Creció sin padre, casi muere en Irak, pero JR Martínez sigue como motivador
Andrea Carrion | 5/3/2012, 10:35 p.m.
Cuando alguien comete un error o tiene una carencia, hay quienes suelen bromear diciendo ‘Llegaste tarde a la repartición de cerebro o de talento’.
Siguiendo esta línea, podría decirse que JR Martínez llegó tardísimo a la repartición de vidas fáciles, aunque él no lo ve así.
Martínez, el mismo que el año pasado ganó la décimo tercera temporada del programa concurso de baile de ABC “Dancing With The Stars” (“Bailando con las estrellas”), nació en Luisiana en 1983 y se crió sólo con su madre pues a los nueve meses de edad, su padre se fue de la casa. También tenía dos hermanas, pero ellas vivían en El Salvador y una de ellas, Anabel, murió de niña sin apenas conocerla.
Crecer no fue ningún cuento de hadas para JR. Siendo niño, su madre, María Zavala, trabajó limpiando hoteles, cocinando comida mexicana y luego lo hizo en la pollera Tyson Foods cuando se mudaron a Arkansas. Finalmente trabajó en la industria de la alfombra cuando el destino los llevó a Georgia. En todo ese tiempo, José René, como fue bautizado, veló por sus propias responsabilidades, arreglándosela solo para ir a la escuela y preparándose su propia comida cuando llegaba a casa, pues encontraba a su madre rendida después de largas horas de trabajo.
En la secundaria JR soñaba con jugar futbol americano, pero una lesión frustró su ilusión. Luego se animó a unirse al ejército de los Estados Unidos. Se sentía orgulloso, quería servir a su país. En el 2003 fue enviado a Irak y no habiendo cumplido un mes en el frente, JR sufrió un terrible accidente al explotar una mina mientras manejaba una camioneta en Karbala.

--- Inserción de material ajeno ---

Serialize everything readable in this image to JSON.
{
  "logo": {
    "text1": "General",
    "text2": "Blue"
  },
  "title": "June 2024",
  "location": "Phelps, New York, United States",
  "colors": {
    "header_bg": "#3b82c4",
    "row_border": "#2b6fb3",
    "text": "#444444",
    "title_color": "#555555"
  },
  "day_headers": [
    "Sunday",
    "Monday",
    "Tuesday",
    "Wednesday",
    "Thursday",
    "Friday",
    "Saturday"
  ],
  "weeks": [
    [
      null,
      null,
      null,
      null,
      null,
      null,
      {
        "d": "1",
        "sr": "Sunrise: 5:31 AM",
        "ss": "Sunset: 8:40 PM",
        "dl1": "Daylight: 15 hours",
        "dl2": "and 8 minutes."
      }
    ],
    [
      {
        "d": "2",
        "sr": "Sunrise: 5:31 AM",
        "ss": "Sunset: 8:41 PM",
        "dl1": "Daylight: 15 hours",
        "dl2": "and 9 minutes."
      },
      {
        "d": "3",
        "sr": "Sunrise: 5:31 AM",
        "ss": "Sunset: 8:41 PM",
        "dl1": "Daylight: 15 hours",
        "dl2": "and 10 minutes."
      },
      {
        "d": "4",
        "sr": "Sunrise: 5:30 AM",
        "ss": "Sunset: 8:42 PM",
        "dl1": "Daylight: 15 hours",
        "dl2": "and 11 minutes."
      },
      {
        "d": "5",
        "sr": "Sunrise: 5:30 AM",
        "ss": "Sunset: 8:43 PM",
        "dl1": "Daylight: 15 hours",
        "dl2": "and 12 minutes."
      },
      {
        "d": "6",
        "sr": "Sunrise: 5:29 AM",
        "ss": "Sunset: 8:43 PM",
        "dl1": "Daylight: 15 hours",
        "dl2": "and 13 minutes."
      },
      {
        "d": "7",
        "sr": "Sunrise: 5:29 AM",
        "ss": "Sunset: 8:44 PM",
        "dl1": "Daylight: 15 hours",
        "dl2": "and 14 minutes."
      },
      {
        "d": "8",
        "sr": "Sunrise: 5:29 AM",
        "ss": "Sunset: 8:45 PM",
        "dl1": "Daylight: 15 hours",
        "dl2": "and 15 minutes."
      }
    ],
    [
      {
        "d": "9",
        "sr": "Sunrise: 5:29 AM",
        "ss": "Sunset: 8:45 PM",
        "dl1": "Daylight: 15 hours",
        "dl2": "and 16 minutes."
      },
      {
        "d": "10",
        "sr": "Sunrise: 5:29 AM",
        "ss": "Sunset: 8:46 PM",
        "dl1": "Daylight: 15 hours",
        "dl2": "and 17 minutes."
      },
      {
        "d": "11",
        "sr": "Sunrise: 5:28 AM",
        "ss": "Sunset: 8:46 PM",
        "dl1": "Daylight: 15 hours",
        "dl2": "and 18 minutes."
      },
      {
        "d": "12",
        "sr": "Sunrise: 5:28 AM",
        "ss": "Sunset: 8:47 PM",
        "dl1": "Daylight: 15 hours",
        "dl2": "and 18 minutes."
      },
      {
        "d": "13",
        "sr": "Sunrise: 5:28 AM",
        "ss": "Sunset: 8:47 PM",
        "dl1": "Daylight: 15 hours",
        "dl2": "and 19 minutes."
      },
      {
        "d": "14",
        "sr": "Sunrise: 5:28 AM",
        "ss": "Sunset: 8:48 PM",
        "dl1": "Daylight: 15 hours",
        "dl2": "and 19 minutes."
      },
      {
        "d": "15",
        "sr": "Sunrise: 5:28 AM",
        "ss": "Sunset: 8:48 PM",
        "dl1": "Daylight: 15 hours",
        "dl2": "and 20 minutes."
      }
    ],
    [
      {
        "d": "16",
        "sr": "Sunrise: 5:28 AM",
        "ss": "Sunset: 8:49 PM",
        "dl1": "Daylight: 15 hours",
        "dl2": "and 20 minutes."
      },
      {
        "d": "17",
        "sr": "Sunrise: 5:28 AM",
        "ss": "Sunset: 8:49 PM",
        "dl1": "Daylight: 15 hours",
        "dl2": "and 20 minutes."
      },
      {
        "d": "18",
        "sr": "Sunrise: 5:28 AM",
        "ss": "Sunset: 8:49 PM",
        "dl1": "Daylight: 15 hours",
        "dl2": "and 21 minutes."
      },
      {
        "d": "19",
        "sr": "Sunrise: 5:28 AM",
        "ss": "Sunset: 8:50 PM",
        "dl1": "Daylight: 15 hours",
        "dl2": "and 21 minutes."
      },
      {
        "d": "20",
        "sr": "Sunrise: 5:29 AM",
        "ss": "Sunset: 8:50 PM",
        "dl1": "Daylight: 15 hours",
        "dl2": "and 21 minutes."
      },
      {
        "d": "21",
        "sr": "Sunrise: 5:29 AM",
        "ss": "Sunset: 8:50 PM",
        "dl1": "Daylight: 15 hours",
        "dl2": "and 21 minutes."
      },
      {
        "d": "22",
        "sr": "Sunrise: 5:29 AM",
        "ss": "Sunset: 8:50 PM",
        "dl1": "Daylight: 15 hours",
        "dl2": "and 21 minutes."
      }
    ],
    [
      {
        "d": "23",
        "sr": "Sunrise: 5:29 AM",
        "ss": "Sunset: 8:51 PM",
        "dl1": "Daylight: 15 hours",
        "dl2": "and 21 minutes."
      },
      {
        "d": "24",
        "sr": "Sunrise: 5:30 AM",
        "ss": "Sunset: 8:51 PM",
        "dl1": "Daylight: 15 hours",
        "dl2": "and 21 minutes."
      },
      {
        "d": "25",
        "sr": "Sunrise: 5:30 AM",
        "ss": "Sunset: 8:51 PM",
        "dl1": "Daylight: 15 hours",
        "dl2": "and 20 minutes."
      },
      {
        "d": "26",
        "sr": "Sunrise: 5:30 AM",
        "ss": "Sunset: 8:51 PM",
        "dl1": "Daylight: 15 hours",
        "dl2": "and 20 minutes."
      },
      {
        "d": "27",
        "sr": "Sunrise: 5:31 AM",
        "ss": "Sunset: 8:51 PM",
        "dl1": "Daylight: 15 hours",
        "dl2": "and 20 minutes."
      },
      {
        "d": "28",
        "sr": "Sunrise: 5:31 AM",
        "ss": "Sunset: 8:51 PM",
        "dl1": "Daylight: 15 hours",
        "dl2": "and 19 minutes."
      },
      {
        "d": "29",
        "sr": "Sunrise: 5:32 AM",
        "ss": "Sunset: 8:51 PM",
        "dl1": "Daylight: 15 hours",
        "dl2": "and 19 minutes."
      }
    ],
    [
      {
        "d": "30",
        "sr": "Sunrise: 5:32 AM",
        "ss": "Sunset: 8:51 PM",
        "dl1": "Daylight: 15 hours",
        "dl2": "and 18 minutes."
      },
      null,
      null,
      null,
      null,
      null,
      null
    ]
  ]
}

Hoy, con 28 años de edad, JR afirma que no cambiaría ni un minuto de su vida. No cambiaría ni las 33 cirugías a las que debió someterse para sobrevivir ni el impacto que sufrió al ver lo que quedó de su rostro. Tanta adversidad no sólo le ha servido para asentar su carácter, sino también para decirle a otras personas que, sin importar lo que suceda, la vida continúa.
“Tal vez otra gente ve que mi vida fue difícil, pero yo no lo veo así”, comenta Martínez a ¡BRAVO! durante una entrevista telefónica. “Desde pequeño vi todo lo que pasó mi mamá y ella siempre sonriendo, aunque la vida no mereciera sus sonrisas. Eso se me grabó en la mente, siempre sonreír sin importar qué”, dice.
Uno de los golpes más duros para Martínez ha sido la ausente relación con su padre. Cuenta que a la fecha no ha tenido la oportunidad de conocerlo. Lo buscó cuando tenía 16 años de edad, pero apenas llegó a la casa de sus abuelos paternos, estos le dijeron que su padre había sido arrestado el día anterior. “Mi papá siempre anduvo por malos caminos, le gustaba tomar mucho… y no le gustaba trabajar”, recuerda.
Incluso en los 34 meses que Martínez pasó en rehabilitación luego del accidente de guerra, no recibió ni una llamada de él.